Brexit may have descended into a pantomime – but Nigel Farage will have the last word

Brexit may have descended into a pantomime – but Nigel Farage will have the last word

The sheer, bare faced audacity of the UK/EU establishment is something to behold. And why not? After all we “peasants” were conquered in 1066, so it stands to reason that we subjects should fall into line.

I recall at numerous lunches I “enjoyed” as head of the Chambers of Commerce, being lectured by a Tory grandee who now appears to have fluid political allegiances. It was quite obvious that his kind considered democracy to be merely a mechanism for the acquiescence by the masses to the things the establishment wished. He said as much, in terms, on more than one occasion. I only mention this because it is a common theme amongst the not so common people, our superiors and betters – you know, those who tell us that they are more intelligent.

This attitude runs across the political spectrum, “despite” (to coin a phrase) that it is laughable. I remember being at the Labour Party Conference in 2015, pen poised in anticipation of spoken policy gems, while listening attentively to a Labour shadow spokesman, who is also politically fluid. When finished there was nothing on the page, so vacuous was he, but still full of righteous entitlement.

From the moment our very superior, former Prime Minister made it clear he preferred soundbite to substantive negotiations, the establishment have worked tirelessly to get what they want. In June 2016 they got a temporary surprise. With the democratic will of the people against them, it just became a little more difficult, the optics were not good, but why should that change a “divine right to rule”?

This tragi-comedy has descended into political pantomime, albeit currently out of season, and it will soon come around in the never-ending story of Brexit delay and obfuscation. And the characters are emerging, ready for a finale.

The original seven dwarfs of Change UK have become eleven; for sure modern politics is inhabited by political pygmies by comparison with yesteryear.

The wicked stepmother continues to try to push her establishment agenda through Parliament, asking once again who is fairest of them all. This time dressed up with a nod to the socialist agenda, they in the clouds at the top of the No. 10 tower will stop at nothing and have even rolled out a smiley “Buttons” in the shape of the “adorable” Matt Hancock, hoping he has learned to count the parliamentary blind mice. Forgivably, I can’t think of a role for what’s his name, Rory Stewart.

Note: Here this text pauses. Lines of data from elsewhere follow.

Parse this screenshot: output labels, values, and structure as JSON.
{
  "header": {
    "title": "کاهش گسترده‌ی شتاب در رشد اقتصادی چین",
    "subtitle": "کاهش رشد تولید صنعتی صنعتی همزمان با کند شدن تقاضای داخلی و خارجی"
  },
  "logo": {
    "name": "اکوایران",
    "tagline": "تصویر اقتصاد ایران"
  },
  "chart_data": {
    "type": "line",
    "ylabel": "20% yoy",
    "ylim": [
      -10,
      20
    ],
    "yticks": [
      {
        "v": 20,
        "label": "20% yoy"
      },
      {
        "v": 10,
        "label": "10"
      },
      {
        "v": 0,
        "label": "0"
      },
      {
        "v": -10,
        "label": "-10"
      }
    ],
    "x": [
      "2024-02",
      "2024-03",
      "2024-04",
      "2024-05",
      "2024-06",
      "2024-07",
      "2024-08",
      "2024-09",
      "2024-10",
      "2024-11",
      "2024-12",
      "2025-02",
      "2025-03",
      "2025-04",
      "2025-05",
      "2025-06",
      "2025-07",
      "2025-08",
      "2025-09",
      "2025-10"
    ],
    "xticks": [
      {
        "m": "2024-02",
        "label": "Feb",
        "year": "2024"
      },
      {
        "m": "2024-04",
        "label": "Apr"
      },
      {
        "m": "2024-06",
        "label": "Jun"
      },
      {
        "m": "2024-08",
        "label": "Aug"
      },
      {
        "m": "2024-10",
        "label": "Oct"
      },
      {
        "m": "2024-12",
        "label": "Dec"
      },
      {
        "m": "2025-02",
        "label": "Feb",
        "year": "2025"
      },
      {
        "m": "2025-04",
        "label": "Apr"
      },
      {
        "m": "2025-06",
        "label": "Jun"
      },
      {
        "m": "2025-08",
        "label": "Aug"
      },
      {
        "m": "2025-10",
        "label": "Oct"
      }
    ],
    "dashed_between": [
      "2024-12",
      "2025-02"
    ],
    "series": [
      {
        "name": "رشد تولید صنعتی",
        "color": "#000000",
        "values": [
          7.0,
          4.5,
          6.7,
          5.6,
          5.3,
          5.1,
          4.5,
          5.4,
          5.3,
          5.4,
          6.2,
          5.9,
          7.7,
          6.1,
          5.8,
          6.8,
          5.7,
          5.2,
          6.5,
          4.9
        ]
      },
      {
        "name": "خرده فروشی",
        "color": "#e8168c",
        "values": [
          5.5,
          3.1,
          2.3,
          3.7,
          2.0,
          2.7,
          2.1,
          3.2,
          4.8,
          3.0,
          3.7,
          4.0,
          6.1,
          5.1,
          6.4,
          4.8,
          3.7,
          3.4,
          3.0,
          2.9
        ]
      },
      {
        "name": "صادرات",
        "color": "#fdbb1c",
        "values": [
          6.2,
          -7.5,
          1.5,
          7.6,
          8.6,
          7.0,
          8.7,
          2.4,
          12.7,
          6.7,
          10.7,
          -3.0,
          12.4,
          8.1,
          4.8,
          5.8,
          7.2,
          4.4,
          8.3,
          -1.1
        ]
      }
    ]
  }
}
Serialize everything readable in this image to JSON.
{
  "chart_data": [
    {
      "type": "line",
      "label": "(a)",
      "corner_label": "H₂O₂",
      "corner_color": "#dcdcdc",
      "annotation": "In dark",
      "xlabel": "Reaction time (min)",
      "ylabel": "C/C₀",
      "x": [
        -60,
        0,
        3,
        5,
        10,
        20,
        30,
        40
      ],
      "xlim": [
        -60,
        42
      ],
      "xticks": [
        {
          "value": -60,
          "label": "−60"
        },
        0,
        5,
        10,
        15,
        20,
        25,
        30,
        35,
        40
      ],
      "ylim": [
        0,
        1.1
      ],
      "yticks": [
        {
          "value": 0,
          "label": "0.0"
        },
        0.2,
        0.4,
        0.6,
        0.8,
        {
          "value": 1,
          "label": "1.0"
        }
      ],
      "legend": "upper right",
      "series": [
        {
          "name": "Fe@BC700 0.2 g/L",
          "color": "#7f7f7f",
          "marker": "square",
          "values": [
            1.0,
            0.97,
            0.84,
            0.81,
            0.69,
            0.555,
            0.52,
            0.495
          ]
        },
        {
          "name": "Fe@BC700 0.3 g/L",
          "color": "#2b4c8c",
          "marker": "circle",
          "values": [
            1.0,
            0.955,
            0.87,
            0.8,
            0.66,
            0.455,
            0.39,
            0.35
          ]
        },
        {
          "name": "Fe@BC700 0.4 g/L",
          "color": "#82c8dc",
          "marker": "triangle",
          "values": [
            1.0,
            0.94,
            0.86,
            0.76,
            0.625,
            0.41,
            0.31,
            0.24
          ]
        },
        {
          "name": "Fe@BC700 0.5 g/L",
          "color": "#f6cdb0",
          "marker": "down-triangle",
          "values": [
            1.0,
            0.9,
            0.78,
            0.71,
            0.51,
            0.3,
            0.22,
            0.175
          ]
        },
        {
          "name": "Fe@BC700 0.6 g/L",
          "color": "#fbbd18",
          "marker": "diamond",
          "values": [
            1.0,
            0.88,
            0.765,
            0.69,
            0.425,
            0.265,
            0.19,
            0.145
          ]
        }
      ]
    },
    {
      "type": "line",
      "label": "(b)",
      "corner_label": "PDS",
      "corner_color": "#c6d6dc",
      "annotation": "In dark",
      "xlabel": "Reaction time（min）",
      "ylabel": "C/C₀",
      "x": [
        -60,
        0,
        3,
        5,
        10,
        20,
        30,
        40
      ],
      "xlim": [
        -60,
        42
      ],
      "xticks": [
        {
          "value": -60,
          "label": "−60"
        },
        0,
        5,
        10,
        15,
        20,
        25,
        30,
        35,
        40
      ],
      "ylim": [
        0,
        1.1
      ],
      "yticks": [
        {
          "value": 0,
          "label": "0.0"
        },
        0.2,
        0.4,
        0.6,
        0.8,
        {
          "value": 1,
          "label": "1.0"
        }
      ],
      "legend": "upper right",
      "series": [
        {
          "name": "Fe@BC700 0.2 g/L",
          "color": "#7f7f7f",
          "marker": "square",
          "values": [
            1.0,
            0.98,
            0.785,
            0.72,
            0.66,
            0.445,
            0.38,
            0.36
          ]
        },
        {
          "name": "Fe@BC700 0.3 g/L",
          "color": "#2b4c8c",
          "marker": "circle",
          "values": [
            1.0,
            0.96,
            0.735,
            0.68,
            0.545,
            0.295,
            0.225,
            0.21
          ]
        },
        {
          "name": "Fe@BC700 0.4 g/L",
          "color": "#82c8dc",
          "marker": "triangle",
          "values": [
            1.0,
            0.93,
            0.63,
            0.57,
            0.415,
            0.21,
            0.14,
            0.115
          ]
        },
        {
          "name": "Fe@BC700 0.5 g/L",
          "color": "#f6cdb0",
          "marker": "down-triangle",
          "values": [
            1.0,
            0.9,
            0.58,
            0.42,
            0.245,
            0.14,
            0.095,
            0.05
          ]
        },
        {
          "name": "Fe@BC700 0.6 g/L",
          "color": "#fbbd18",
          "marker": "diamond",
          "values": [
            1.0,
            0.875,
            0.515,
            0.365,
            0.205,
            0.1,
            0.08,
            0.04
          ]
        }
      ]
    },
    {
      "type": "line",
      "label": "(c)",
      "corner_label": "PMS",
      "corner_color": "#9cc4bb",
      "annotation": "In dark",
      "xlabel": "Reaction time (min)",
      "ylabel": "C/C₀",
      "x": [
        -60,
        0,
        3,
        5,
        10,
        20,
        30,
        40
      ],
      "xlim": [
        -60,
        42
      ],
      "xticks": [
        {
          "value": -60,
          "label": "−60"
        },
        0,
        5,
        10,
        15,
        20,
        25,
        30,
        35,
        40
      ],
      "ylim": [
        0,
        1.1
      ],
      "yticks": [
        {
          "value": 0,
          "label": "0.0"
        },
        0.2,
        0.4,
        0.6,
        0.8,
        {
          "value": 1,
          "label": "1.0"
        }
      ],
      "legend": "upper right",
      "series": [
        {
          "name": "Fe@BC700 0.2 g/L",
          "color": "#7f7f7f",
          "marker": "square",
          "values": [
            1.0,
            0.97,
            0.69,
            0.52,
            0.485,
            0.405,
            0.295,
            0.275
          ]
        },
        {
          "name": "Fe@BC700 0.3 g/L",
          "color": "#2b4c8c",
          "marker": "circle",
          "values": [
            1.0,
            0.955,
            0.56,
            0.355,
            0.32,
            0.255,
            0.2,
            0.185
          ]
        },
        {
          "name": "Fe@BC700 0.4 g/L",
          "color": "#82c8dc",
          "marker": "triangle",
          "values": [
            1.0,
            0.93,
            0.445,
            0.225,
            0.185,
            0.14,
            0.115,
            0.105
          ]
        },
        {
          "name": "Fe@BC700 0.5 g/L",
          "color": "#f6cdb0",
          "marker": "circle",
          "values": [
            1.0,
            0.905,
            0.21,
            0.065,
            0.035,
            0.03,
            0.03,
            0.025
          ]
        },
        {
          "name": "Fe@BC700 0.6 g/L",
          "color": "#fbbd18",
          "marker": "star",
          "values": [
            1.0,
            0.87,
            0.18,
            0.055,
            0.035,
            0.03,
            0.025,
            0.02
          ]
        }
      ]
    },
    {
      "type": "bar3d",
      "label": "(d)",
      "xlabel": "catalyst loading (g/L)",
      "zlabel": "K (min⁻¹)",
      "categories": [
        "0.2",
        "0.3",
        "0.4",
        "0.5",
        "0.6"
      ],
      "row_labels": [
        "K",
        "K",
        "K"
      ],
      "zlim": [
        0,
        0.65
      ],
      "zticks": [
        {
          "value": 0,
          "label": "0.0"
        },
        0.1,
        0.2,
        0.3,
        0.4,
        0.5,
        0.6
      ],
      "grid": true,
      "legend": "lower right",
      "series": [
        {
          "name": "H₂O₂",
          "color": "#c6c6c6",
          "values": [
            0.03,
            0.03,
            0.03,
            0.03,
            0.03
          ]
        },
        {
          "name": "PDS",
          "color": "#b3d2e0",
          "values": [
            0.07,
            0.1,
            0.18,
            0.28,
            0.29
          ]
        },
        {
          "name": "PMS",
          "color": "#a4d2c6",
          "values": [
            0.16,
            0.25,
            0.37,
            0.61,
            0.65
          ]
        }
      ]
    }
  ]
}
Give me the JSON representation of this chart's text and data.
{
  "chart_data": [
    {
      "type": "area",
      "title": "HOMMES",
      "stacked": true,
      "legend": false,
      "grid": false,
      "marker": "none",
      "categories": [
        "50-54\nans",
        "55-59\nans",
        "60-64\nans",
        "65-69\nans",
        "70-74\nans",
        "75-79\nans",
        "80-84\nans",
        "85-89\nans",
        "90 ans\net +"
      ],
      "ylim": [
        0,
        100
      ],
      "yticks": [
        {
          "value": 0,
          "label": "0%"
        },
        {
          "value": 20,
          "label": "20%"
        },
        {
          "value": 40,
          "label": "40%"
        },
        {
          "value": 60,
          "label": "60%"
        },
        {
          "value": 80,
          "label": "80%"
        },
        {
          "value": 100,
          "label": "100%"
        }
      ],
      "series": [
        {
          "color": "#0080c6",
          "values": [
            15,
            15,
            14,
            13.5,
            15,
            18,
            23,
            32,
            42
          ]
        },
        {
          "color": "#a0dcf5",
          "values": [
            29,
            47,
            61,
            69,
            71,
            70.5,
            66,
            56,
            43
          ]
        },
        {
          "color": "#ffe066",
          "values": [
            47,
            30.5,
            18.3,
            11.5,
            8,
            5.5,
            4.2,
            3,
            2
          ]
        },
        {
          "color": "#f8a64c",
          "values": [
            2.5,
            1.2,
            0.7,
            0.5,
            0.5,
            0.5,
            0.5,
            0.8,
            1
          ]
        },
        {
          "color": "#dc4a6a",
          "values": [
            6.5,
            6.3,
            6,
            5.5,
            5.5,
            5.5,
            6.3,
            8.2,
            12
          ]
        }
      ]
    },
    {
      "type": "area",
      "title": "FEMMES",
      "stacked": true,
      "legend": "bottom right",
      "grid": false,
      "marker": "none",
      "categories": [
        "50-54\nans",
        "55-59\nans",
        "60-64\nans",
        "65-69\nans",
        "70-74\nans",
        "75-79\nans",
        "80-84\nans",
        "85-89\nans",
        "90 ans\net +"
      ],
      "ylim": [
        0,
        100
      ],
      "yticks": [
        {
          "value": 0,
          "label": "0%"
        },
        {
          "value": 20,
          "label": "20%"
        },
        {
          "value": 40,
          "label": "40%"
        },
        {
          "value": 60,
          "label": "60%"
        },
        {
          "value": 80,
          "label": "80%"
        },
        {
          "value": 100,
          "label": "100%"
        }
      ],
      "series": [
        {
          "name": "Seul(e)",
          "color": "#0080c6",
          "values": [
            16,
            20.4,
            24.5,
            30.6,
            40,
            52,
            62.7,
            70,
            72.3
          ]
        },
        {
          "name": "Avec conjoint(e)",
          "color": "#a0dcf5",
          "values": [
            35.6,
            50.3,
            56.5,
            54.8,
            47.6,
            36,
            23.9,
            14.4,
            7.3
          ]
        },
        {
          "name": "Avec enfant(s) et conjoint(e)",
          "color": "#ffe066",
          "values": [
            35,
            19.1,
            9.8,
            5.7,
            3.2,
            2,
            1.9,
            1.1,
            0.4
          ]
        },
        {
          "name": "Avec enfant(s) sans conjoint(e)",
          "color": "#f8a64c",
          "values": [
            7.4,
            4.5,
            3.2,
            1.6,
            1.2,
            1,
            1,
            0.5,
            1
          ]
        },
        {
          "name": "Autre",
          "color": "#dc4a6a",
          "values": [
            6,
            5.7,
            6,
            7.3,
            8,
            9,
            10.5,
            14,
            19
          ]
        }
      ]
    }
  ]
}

That great convenor of the one nation, Sir Nicholas Soames, continues to play Widow Twankey. Quite obviously a man of the people and not of the establishment, I remember he once told me he had never been in a supermarket and had his groceries sent from Fortnums. I wonder whether he knows that the EU apply tariffs which protect rich landowners at the expense of ordinary consumers? I bet he does.

Pantomime always nods at cultural references and undoubtedly Gollum has made his appearance, speaking in backward riddles which are only intelligible in the context of a general election, which is “mine”! “Mine it is,” says the beardy one. Truly a useful servant of the establishment.

And then we have the wise, old wizard of doublespeak, where Liberal means illiberal and democratic means anti-democracy. But he has now transmogrified from Cinders into a princess, whose name I can’t quite remember.

Every time Juncker or Selmayr or Barnier appear on the establishment stage we will be able to call out “he’s behind you” – because they certainly are.

Undoubtedly it would be comic if it were not so tragic. They, the establishment, continue to scheme and hatch plots to defeat the democratic will of the people. So brazen are they, that few now try to hide their determination to stop Brexit.

However, there is one other vital character in plays from Shakespeare to pantomime: a character who determines the flow of events and who is always given the last word, that is the narrator.

Enter stage right, once again, our Brexit narrator, Nigel Farage.

However entitled, arrogant and ghastly, or loved, adored and cheered are the characters in our Brexit pantomime, I suspect they have not yet come to terms with the likelihood that their entrance and exit – their role, beginning and end – will likely be put in context, if not determined by, the narrator.

And Brexit? Well it will be alright in the end and, if it is not alright, it is certainly not the end. Let us not forget, the narrator always has the last word.